Thu, Sep 17, 2015 - Page 4 News List

NCC defends handling of complaints

‘AGGRESSIVE’ ACTION:Yu Hsiao-cheng said the NCC has collected more than NT$250 million in fines from telecoms that illegally constructed base stations

By Shelley Shan  /  Staff reporter

The National Communications Commission (NCC) yesterday dismissed claims that it has not been cracking down hard enough on illegally installed telecom service base stations, adding that an average of 100 such violations were reported per month over the past five years.

The commission’s remarks came after a court in Kaohsiung ruled in favor of residents opposed to a Chunghwa Telecom Co base station erected inside a public housing building on the grounds that it was detrimental to their health.

The court found that even though the plaintiffs had failed to prove that the base station — illegally installed by the company in 2009 — had damaged their health, their concerns that electromagnetic waves transmitted by the station could be detrimental had caused fear and stress exceeding any normal person’s emotional limit and infringed their right to the quiet enjoyment of their property.

The court ordered Chunghwa to compensate the plaintiffs a total of NT$225,000 (US$6,868).

The case is the first in the nation in which a court sided with residential plaintiffs and against a telecom firm. The company said it would study the verdict and would likely appeal the ruling.

Commission spokesperson Yu Hsiao-cheng (虞孝成) said that telecoms should follow the commission’s procedures requiring them to apply to install base stations, rather than illegally installing them as a way to quickly expand their coverage area.

The public should not be overly concerned about potential health hazards of electromagnetic waves emitted by telecom base stations because each nation sets standards to regulate such waves, Yu said.

Cellphones are used by 6 billion people worldwide, and the WHO had listed electromagnet waves as just one possible carcinogen to humans, along with coffee and pickled vegetables, he said, adding that the WHO has yet to produce solid evidence that cellphone use could damage human health in the long run.

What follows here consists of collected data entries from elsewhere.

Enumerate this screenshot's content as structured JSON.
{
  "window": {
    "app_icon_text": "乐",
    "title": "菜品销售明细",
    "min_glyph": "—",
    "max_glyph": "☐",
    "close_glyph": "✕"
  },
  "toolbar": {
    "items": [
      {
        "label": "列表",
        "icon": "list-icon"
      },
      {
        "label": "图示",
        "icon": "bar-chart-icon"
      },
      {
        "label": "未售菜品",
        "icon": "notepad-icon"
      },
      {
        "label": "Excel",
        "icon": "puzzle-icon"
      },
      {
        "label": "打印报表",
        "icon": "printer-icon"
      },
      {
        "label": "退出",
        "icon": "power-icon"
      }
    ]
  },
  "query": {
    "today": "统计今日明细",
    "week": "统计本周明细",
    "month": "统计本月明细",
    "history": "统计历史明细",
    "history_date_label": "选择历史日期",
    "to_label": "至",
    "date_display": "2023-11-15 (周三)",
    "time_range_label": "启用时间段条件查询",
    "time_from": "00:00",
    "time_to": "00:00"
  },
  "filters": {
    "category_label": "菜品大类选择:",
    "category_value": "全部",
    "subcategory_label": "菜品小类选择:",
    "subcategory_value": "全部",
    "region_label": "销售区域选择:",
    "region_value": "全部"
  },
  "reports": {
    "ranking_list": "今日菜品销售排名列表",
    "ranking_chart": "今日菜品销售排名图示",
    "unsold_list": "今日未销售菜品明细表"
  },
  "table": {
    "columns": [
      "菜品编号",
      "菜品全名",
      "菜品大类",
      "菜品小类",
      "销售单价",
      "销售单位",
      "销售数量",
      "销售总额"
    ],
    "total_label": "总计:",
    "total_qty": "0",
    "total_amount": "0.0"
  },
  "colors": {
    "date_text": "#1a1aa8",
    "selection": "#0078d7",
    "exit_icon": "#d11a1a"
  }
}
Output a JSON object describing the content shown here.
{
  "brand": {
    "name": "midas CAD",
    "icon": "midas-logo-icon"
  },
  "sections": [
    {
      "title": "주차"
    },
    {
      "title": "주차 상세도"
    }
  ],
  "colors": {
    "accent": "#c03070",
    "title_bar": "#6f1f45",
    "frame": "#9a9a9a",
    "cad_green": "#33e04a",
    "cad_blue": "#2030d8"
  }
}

Yu said the commission has cracked down on more than 100 illegal base stations per year for the past five years, collecting more than NT$250 million in fines.

Telecom companies can be fined NT$500,000 for each violation, although they are not penalized until the fifth offenses.

Telecoms face a lot of problems when they want to install cellphone base stations in an apartment building, because they first have to secure the consent of the building’s management committee.